The main interface of the Hydrologic Engineering Center’s Regime Prescription Tool (HEC RPT), a software program to help teams reach agreements on managing the flow regime of a river.

The U.S. Army Corps of Engineers and The Nature Conservancy have joined forces to develop the Hydrologic Engineering Center’s Regime Prescription Tool (HEC RPT), a software program to help teams reach agreements on managing the flow regime of a river.

The idea for this software was conceived during a Sustainable Rivers Project workshop, where scientists worked together to formulate a set of ecosystem flow recommendations — the flows needed to sustain or restore ecosystems connected to the river.

Throughout the workshop, hydrographs were created, discarded and morphed. Facilitators lacked an easy way to present the recommendations.

It was noted that a tool capable of rapidly displaying, adjusting and documenting hydrographs would make the formulation process easier.

If the tool was also capable of accessing and plotting historical hydrologic data to guide the scientists, then the product as well as the process would be improved.

HEC RPT is designed to meet these needs by facilitating entry, display and documentation of flow recommendations and justifications in realtime public settings. It is a visualization tool and not intended to perform the quantitative analyses already performed by other software packages. Instead, HEC RPT seeks to complement those packages by making it easier to create flow times series that other software can import and use in analyses.

The Willamette River is the latest Sustainable Rivers site to complete an ecosystem flows workshop and the first to use HEC RPT to help formulate flow recommendations.

“Before the workshop, I was concerned that the RPT might be a distraction for the scientists as they worked to define flows for the ecosystem, but I came away a firm believer in its value as a decision-support tool. Its ability to quickly and simply display a huge amount of hydrologic data is very powerful,” said Matt Rea, the Willamette Basin coordinator from the Corps’ Portland District.

During the workshop, more than 40 scientists from government agencies, universities and non-government organizations worked to identify critical ecosystem flows for key species and ecological processes on the Middle and Coast forks of the Willamette River. 

Two groups formed to define the river flows needed to keep their aspect of the ecosystem healthy and functioning.

The process began by overlaying the life stages of key species with the natural flow patterns of the Willamette.

Connections between the species and flows were identified and incorporated into the flow recommendations.

HEC RPT was used to build and display the flow recommendations electronically, in real-time.
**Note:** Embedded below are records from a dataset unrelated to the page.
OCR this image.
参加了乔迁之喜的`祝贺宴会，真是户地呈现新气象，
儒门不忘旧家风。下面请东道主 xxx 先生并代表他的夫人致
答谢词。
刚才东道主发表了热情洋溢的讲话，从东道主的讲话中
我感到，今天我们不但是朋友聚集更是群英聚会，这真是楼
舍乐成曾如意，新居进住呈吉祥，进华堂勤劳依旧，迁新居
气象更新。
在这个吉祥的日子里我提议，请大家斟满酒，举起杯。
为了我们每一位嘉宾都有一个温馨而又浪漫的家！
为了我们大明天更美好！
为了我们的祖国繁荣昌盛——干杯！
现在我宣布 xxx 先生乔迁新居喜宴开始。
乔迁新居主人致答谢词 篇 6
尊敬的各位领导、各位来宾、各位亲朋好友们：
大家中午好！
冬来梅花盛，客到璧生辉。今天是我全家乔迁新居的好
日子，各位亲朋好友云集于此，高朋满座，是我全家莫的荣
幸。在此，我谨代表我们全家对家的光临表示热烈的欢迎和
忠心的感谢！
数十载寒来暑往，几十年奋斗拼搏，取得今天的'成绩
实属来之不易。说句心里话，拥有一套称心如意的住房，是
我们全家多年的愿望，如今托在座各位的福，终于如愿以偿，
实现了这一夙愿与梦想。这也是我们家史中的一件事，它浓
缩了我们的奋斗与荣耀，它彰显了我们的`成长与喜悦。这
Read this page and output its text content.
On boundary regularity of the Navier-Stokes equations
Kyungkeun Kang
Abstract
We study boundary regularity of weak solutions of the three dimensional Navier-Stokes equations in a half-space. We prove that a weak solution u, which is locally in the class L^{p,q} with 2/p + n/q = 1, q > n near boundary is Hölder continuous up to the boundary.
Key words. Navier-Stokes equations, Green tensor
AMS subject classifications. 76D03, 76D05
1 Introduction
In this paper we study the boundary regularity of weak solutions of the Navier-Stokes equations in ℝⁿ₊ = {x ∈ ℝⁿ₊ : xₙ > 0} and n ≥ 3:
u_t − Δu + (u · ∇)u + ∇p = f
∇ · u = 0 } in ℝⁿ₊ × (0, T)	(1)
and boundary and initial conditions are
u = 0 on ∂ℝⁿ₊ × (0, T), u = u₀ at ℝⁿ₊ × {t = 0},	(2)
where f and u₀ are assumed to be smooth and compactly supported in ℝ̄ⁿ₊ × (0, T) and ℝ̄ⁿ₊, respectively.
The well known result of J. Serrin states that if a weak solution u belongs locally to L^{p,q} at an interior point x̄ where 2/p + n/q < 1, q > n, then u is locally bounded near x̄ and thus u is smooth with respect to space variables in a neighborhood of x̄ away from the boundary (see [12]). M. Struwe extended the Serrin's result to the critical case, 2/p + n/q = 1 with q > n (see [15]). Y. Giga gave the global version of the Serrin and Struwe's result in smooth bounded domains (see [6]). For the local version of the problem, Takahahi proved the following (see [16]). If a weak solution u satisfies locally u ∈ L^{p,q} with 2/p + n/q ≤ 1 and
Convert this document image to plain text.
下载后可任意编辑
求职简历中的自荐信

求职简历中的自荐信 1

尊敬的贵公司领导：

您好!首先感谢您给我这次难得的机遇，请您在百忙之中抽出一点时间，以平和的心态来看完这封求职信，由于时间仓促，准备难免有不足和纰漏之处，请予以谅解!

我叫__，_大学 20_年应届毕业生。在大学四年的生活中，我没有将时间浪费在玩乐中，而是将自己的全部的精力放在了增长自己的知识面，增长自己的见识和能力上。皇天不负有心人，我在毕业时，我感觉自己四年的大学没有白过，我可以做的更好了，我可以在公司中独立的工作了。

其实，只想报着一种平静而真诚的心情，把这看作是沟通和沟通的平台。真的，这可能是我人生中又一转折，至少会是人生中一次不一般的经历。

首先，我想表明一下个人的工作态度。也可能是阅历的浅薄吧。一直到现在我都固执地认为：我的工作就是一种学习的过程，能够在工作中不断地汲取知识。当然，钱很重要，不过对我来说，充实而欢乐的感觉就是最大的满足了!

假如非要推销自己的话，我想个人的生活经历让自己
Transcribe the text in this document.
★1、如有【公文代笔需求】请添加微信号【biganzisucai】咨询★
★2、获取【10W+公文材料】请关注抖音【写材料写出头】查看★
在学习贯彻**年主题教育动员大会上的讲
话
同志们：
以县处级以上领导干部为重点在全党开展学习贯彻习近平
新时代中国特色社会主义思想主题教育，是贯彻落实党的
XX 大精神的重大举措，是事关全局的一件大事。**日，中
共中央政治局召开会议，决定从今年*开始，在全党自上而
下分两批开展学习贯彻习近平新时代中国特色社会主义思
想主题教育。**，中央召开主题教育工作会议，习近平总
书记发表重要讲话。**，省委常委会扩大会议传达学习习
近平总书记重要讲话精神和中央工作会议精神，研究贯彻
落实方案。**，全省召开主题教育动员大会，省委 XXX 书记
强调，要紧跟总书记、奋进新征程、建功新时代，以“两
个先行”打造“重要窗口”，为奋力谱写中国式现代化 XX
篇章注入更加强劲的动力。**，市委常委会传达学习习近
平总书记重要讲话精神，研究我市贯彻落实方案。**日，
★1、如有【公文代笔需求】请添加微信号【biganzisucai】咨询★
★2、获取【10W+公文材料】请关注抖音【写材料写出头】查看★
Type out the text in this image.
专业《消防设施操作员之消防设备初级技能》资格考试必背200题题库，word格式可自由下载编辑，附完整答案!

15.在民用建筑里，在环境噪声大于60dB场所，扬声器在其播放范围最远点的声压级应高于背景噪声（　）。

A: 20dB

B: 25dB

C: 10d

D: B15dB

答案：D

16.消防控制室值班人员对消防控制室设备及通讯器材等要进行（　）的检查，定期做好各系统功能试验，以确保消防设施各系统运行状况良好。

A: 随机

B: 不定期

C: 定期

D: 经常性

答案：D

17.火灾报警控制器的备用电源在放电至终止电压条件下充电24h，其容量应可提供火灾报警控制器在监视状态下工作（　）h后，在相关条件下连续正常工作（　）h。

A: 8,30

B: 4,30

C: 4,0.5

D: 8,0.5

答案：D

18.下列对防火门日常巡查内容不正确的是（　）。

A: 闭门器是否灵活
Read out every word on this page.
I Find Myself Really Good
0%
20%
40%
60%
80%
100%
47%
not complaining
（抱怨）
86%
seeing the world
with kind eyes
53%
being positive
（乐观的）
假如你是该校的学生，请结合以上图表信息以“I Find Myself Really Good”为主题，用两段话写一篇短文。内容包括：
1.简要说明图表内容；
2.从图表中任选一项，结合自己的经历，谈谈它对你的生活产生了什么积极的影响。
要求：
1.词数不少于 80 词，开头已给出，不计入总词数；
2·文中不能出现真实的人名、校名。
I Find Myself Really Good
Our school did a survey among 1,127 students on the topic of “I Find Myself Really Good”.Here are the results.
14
When a flow component was proposed, its magnitude, duration and timing were entered into text fields. Plots in HEC RPT update automatically with new entries, which allowed the groups to review and revise their recommendations.

A strength of HEC RPT is its ability to display and navigate hydrologic data sets. For the Willamette, scientists imported data to HEC RPT that showed how the river has been managed since construction of the dams, as well as how the river would have flowed if there were no reservoirs.

A final step in the workshop was to unify the recommendations of the separate groups. HEC RPT helped with this process through its merging feature, which allowed the recommendations to be brought into the same project and plotted together.

“RPT helped us to develop, visualize and evaluate complex flow regimes. It also made it easy to document the scientific basis of our flow recommendations, which has had continued benefits as we progress from recommendations to implementation for the Middle and Coast forks,” said Dr. Leslie Bach, the director of Freshwater Programs for the Oregon chapter of The Nature Conservancy.

HEC RPT is available free of charge at http://www.hec.usace.army.mil/software/hec-rpt/.

Development of HEC RPT was sponsored by the Hydrologic Engineering Center, Portland District and The Nature Conservancy in support of the

Sustainable Rivers Project. Sustainable Rivers is an ongoing nationwide partnership between the Corps and The Nature Conservancy to improve the rivers by changing the operations of Corps dams, while maintaining or enhancing project benefits.